Viewed from Brussels, the fact that the United Kingdom will regain its legal autonomy in the enactment and enforcement of its own sanctions regime is not as such disconcerting. UK and EU officials will still have solid reasons to believe that, for now, their respective legal frameworks largely remain anchored to each other. A good example is the United Kingdom's continued reliance on the Blocking Statute to protect UK persons and entities trading in countries affected by extraterritorial rules, which for now concerns Iran and Cuba. The sole changing element is the Secretary of State and the Department of Trade and Industry replacing the European Commission in the management and enforcement of the Blocking Statute.
It is still premature to predict a shift in the sanctions policy objectives that the United Kingdom has helped to design and implement whilst being an EU Member State. In fact, whilst the BREXIT negotiations were underway, the European Union and the United Kingdom stated that they intend to coordinate as much as possible on sanctions policy after the end of the transition period.
Some commentators have observed that the current EU sanctions process has often been both politically driven by the United Kingdom and dependent on UK intelligence information for its choice of targets. There have been suggestions that the departure of the United Kingdom from the EU sanctions system may either result in less use of sanctions (the value of which is often questioned by both politicians and economic operators) or the EU experiencing greater difficulty in compiling the data necessary to identify sanctions targets.
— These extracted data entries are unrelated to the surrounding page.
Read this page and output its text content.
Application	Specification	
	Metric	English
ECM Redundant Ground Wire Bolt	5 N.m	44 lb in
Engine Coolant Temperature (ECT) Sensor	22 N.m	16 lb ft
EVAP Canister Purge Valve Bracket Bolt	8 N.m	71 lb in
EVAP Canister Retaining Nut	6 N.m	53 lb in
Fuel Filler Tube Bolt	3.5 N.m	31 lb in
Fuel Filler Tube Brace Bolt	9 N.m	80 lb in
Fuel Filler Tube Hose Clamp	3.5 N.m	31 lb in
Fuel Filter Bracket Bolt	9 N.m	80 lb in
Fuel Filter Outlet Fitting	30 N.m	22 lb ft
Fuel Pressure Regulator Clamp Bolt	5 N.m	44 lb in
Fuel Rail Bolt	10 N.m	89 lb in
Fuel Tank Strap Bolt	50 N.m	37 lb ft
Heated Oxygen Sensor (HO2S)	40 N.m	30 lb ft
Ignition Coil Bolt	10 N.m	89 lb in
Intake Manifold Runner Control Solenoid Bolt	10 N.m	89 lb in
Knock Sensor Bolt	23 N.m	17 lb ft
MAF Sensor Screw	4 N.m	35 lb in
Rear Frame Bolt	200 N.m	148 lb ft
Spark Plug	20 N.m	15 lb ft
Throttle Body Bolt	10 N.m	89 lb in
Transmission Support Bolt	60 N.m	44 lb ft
Sanctions policy aside, the degree of divergence of approach in the architecture of the UK's new legal framework for sanctions brings with it the potential to create sanctions compliance difficulties for companies operating in both the United Kingdom and European Union that will be required to comply with both regimes. Affected businesses should carefully analyse the requirements of the UK and EU sanctions regimes to ensure that they remain compliant when the Brexit transition period ends.